Card account updater
Works with all major card networks to update your customers’ expired or renewed card numbers automatically to reduce failed payments.
Card networks
Process transactions between merchants and issuers and control where credit cards can be accepted. They also control the network costs. Examples include Visa, Mastercard, and American Express.
Decline code
A number (like “05”) or phrase (like “expired_card”) that communicates the reason for a declined transaction.
Do not honor
The most common decline code, “Do not honor” refers to a generic decline. The issuing bank doesn’t communicate why the transaction was declined and instead prompts the customer to contact his or her bank for more information.
Dunning
The process of recovering declined or failed payments for recurring revenue businesses.
Fraud
Any false or illegal transaction.
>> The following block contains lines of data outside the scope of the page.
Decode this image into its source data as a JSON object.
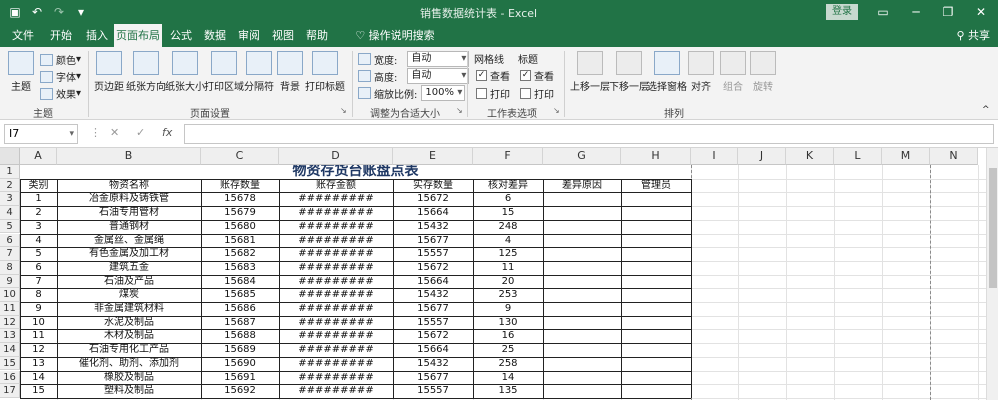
{
  "window": {
    "title": "销售数据统计表 - Excel",
    "login": "登录"
  },
  "tabs": [
    "文件",
    "开始",
    "插入",
    "页面布局",
    "公式",
    "数据",
    "审阅",
    "视图",
    "帮助",
    "操作说明搜索"
  ],
  "share": "共享",
  "ribbon": {
    "theme": {
      "main": "主题",
      "colors": "颜色",
      "fonts": "字体",
      "effects": "效果",
      "group": "主题"
    },
    "page_setup": {
      "margins": "页边距",
      "orientation": "纸张方向",
      "size": "纸张大小",
      "print_area": "打印区域",
      "breaks": "分隔符",
      "background": "背景",
      "print_titles": "打印标题",
      "group": "页面设置"
    },
    "scale": {
      "width_label": "宽度:",
      "width_value": "自动",
      "height_label": "高度:",
      "height_value": "自动",
      "scale_label": "缩放比例:",
      "scale_value": "100%",
      "group": "调整为合适大小"
    },
    "sheet_options": {
      "gridlines": "网格线",
      "headings": "标题",
      "view1": "查看",
      "view2": "查看",
      "print1": "打印",
      "print2": "打印",
      "group": "工作表选项"
    },
    "arrange": {
      "forward": "上移一层",
      "backward": "下移一层",
      "selection": "选择窗格",
      "align": "对齐",
      "group_btn": "组合",
      "rotate": "旋转",
      "group": "排列"
    }
  },
  "formula_bar": {
    "name_box": "I7",
    "fx": "fx",
    "value": ""
  },
  "columns": [
    "A",
    "B",
    "C",
    "D",
    "E",
    "F",
    "G",
    "H",
    "I",
    "J",
    "K",
    "L",
    "M",
    "N"
  ],
  "sheet": {
    "title": "物资存货台账盘点表",
    "headers": [
      "类别",
      "物资名称",
      "账存数量",
      "账存金额",
      "实存数量",
      "核对差异",
      "差异原因",
      "管理员"
    ],
    "rows": [
      {
        "row": "3",
        "cells": [
          "1",
          "冶金原料及铸铁管",
          "15678",
          "#########",
          "15672",
          "6",
          "",
          ""
        ]
      },
      {
        "row": "4",
        "cells": [
          "2",
          "石油专用管材",
          "15679",
          "#########",
          "15664",
          "15",
          "",
          ""
        ]
      },
      {
        "row": "5",
        "cells": [
          "3",
          "普通钢材",
          "15680",
          "#########",
          "15432",
          "248",
          "",
          ""
        ]
      },
      {
        "row": "6",
        "cells": [
          "4",
          "金属丝、金属绳",
          "15681",
          "#########",
          "15677",
          "4",
          "",
          ""
        ]
      },
      {
        "row": "7",
        "cells": [
          "5",
          "有色金属及加工材",
          "15682",
          "#########",
          "15557",
          "125",
          "",
          ""
        ]
      },
      {
        "row": "8",
        "cells": [
          "6",
          "建筑五金",
          "15683",
          "#########",
          "15672",
          "11",
          "",
          ""
        ]
      },
      {
        "row": "9",
        "cells": [
          "7",
          "石油及产品",
          "15684",
          "#########",
          "15664",
          "20",
          "",
          ""
        ]
      },
      {
        "row": "10",
        "cells": [
          "8",
          "煤炭",
          "15685",
          "#########",
          "15432",
          "253",
          "",
          ""
        ]
      },
      {
        "row": "11",
        "cells": [
          "9",
          "非金属建筑材料",
          "15686",
          "#########",
          "15677",
          "9",
          "",
          ""
        ]
      },
      {
        "row": "12",
        "cells": [
          "10",
          "水泥及制品",
          "15687",
          "#########",
          "15557",
          "130",
          "",
          ""
        ]
      },
      {
        "row": "13",
        "cells": [
          "11",
          "木材及制品",
          "15688",
          "#########",
          "15672",
          "16",
          "",
          ""
        ]
      },
      {
        "row": "14",
        "cells": [
          "12",
          "石油专用化工产品",
          "15689",
          "#########",
          "15664",
          "25",
          "",
          ""
        ]
      },
      {
        "row": "15",
        "cells": [
          "13",
          "催化剂、助剂、添加剂",
          "15690",
          "#########",
          "15432",
          "258",
          "",
          ""
        ]
      },
      {
        "row": "16",
        "cells": [
          "14",
          "橡胶及制品",
          "15691",
          "#########",
          "15677",
          "14",
          "",
          ""
        ]
      },
      {
        "row": "17",
        "cells": [
          "15",
          "塑料及制品",
          "15692",
          "#########",
          "15557",
          "135",
          "",
          ""
        ]
      }
    ]
  }
}
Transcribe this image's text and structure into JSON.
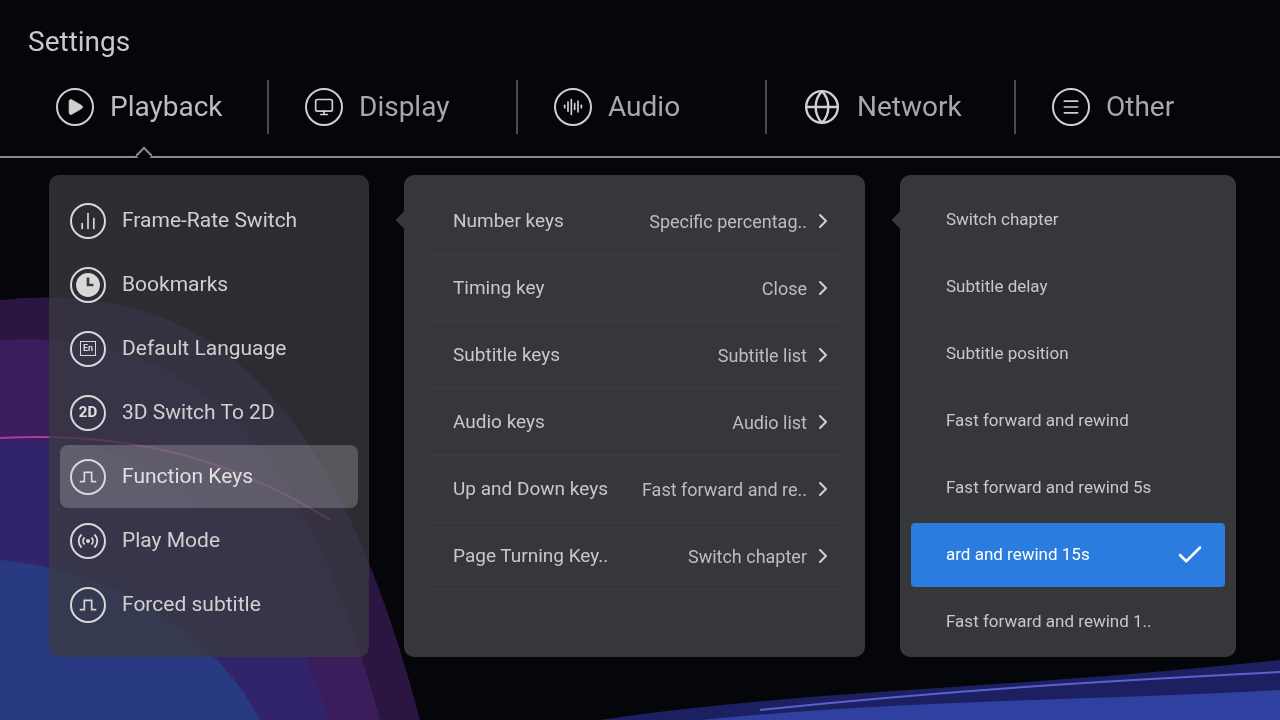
{
  "title": "Settings",
  "tabs": [
    {
      "label": "Playback",
      "kind": "play",
      "selected": true
    },
    {
      "label": "Display",
      "kind": "monitor",
      "selected": false
    },
    {
      "label": "Audio",
      "kind": "audio",
      "selected": false
    },
    {
      "label": "Network",
      "kind": "globe",
      "selected": false
    },
    {
      "label": "Other",
      "kind": "list",
      "selected": false
    }
  ],
  "categories": [
    {
      "label": "Frame-Rate Switch",
      "kind": "bars",
      "selected": false
    },
    {
      "label": "Bookmarks",
      "kind": "clock",
      "selected": false
    },
    {
      "label": "Default Language",
      "kind": "lang",
      "icon_text": "En",
      "selected": false
    },
    {
      "label": "3D Switch To 2D",
      "kind": "badge",
      "icon_text": "2D",
      "selected": false
    },
    {
      "label": "Function Keys",
      "kind": "pulse",
      "selected": true
    },
    {
      "label": "Play Mode",
      "kind": "broadcast",
      "selected": false
    },
    {
      "label": "Forced subtitle",
      "kind": "pulse",
      "selected": false
    }
  ],
  "keys": [
    {
      "label": "Number keys",
      "value": "Specific percentag.."
    },
    {
      "label": "Timing key",
      "value": "Close"
    },
    {
      "label": "Subtitle keys",
      "value": "Subtitle list"
    },
    {
      "label": "Audio keys",
      "value": "Audio list"
    },
    {
      "label": "Up and Down keys",
      "value": "Fast forward and re.."
    },
    {
      "label": "Page Turning Key..",
      "value": "Switch chapter"
    }
  ],
  "options": [
    {
      "label": "Switch chapter",
      "selected": false
    },
    {
      "label": "Subtitle delay",
      "selected": false
    },
    {
      "label": "Subtitle position",
      "selected": false
    },
    {
      "label": "Fast forward and rewind",
      "selected": false
    },
    {
      "label": "Fast forward and rewind 5s",
      "selected": false
    },
    {
      "label": "ard and rewind 15s",
      "selected": true
    },
    {
      "label": "Fast forward and rewind 1..",
      "selected": false
    }
  ]
}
It typically occurs when someone has stolen a card number or checking account data and uses that information to make an unauthorized transaction.
Issuing bank
The bank that issues credit and debit cards to consumers on behalf of the card networks.
Network acceptance
The percentage of transactions that are accepted or declined by the issuing bank. A decline can occur due to outdated credentials, suspicion of fraud, or insufficient funds.
Network declines
Also referred to as issuer declined, network declines mean that the customer’s bank has declined the transaction request.
Network tokens
A payment credential substitute for a raw PAN that is generated by the card networks and provisioned by Stripe.
Primary account number (PAN)
The 15- or 16-digit numbers found on every credit or debit card.